You will be sad I understand, 
But don't let grief then stay your hand,
For on this day, more than the rest,
Your love and friendship must stand the test.

We have had so many happy years,
You wouldn't want me to suffer so.
When the time comes, please let me go.
Take me to where my needs they'll tend, 
Only, stay with me till the end
And hold me firm and speak to me 
Until my eyes no longer see. 

I know I time you will agree
It is a kindness you do to me.
Although my tail its last has waved, 
From pain and suffering I have been saved. 
Don't grieve that it must be you
Who has to decide this thing to do; 
We've been so close-we two-these years,
Don't let your heart hold any tears 

-Author Unknown
















Sent from my moto g power using Tapatalk


----------



## NadDog24 (May 14, 2020)

I’m so sorry for your loss. Cannoli was and always will be a fighter. Run free sweet girl!


----------



## Sabis mom (Mar 20, 2014)

I'm sorry. She was an amazing girl.
Peace to you


----------



## Bearshandler (Aug 29, 2019)

You gave her a great life while she was here. You made sure she enjoyed her time.


----------



## ksotto333 (Aug 3, 2011)

Oh, how difficult these days are. I am so sorry for the loss of your beautiful girl.


----------



## dogma13 (Mar 8, 2014)

I'm so sorry for your loss. R.I.P. beautiful Cannoli


----------



## Dustinb80 (10 mo ago)

Sorry for your loss.


----------



## car2ner (Apr 9, 2014)

and now comes the hard part. The 2nd guessing, the overwhelming memories of good times that won't be repeated. The feeling of being robbed. All normal. And then when it starts to pass the guilt of no longer feeling the pain. Also normal. And then peace, a different peace but peace. 
Enjoy your reward Canolli. Run with the Great Pack


----------



## CactusWren (Nov 4, 2018)

My condolences.


----------



## mewhoshops (Jul 25, 2021)

I’m so sorry for your loss.
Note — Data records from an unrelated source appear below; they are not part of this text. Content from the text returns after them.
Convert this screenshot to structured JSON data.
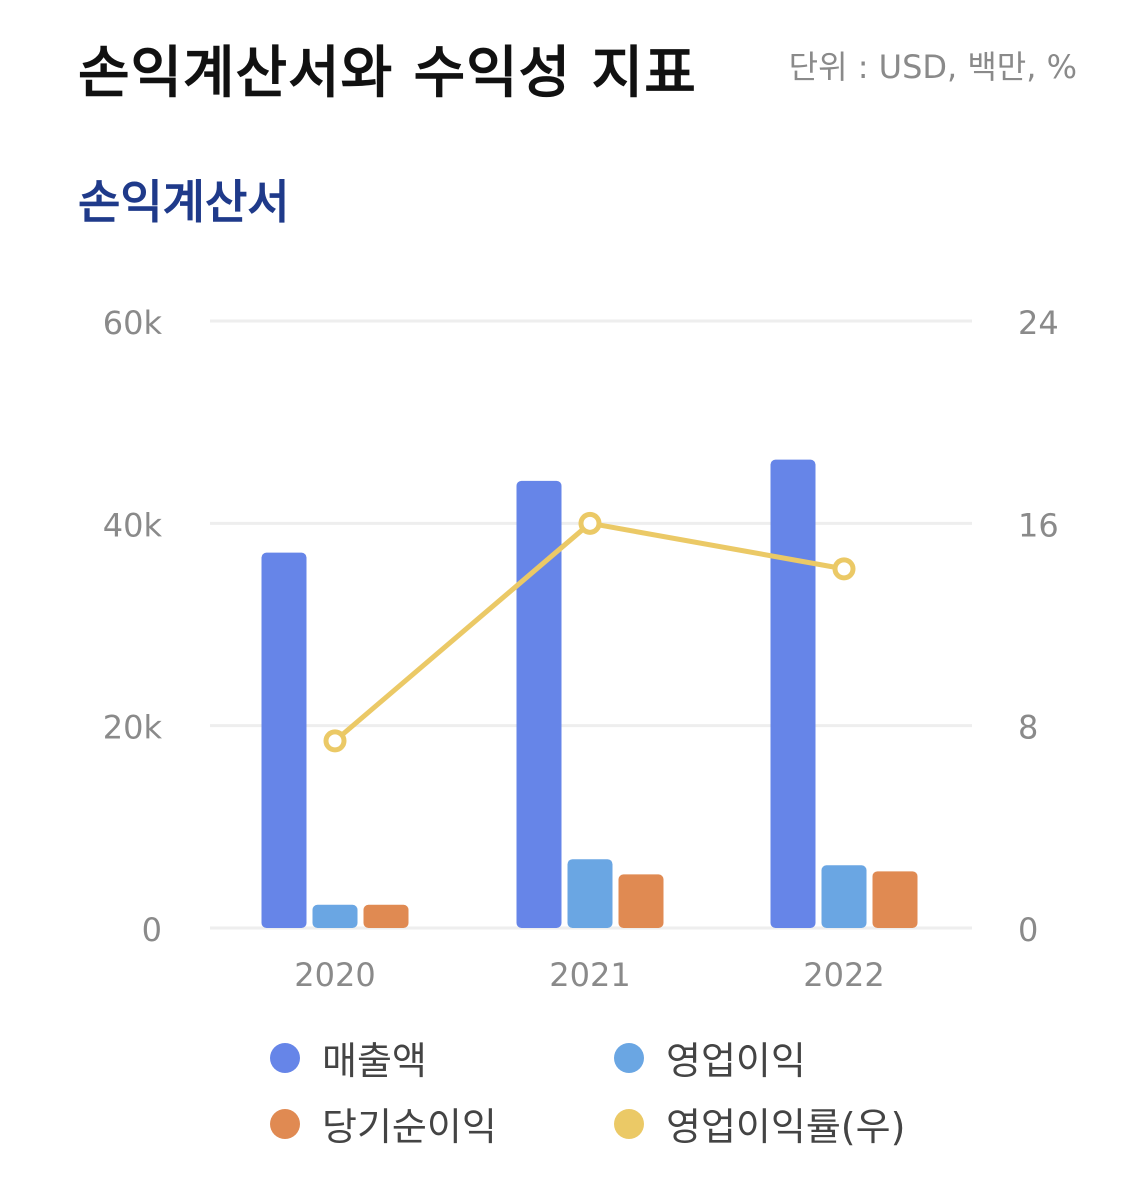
{
  "header": {
    "title": "손익계산서와 수익성 지표",
    "unit": "단위 : USD, 백만, %"
  },
  "section": {
    "title": "손익계산서"
  },
  "colors": {
    "revenue": "#6685e8",
    "operating": "#6aa6e3",
    "net": "#e08a52",
    "margin": "#ebc966",
    "grid": "#eeeeee",
    "axis_text": "#8a8a8a"
  },
  "chart_data": {
    "type": "bar",
    "categories": [
      "2020",
      "2021",
      "2022"
    ],
    "series": [
      {
        "name": "매출액",
        "axis": "left",
        "type": "bar",
        "color": "#6685e8",
        "values": [
          37100,
          44200,
          46300
        ]
      },
      {
        "name": "영업이익",
        "axis": "left",
        "type": "bar",
        "color": "#6aa6e3",
        "values": [
          2300,
          6800,
          6200
        ]
      },
      {
        "name": "당기순이익",
        "axis": "left",
        "type": "bar",
        "color": "#e08a52",
        "values": [
          2300,
          5300,
          5600
        ]
      },
      {
        "name": "영업이익률(우)",
        "axis": "right",
        "type": "line",
        "color": "#ebc966",
        "values": [
          7.4,
          16.0,
          14.2
        ]
      }
    ],
    "left_axis": {
      "ylim": [
        0,
        60000
      ],
      "ticks": [
        "0",
        "20k",
        "40k",
        "60k"
      ],
      "tick_values": [
        0,
        20000,
        40000,
        60000
      ]
    },
    "right_axis": {
      "ylim": [
        0,
        24
      ],
      "ticks": [
        "0",
        "8",
        "16",
        "24"
      ],
      "tick_values": [
        0,
        8,
        16,
        24
      ]
    },
    "grid": true,
    "legend_position": "bottom"
  }
}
What a beautiful pup.


----------



## WNGD (Jan 15, 2005)

Canolli runs pain free today and waits for you. You did the right thing, RIP beautiful girl.


----------



## finn'smom (Oct 4, 2019)

So sorry for your loss.


----------



## Dunkirk (May 7, 2015)

I'm so very sorry, my deepest sympathies for your loss.


----------



## Rosebud99 (9 mo ago)

So sorry. She was a beautiful girl. 😢


----------



## Squidwardp (Oct 15, 2019)

Very sorry. A pretty girl with deep, soulful eyes. No matter how long the dog's life, it is always too short. But the living time makes memories.


----------



## peachygeorgia (Oct 5, 2021)

Deeply sorry for your loss, she seems like such an amazing girl


----------



## Ringhram (Sep 4, 2021)

WNGD said:


> Canolli runs pain free today and waits for you.


The above quote says it all. I am so sorry for your loss. Run free, sweet girl.


----------



## cagal (Sep 3, 2013)

I’m sorry for your loss. Run free pretty girl.


----------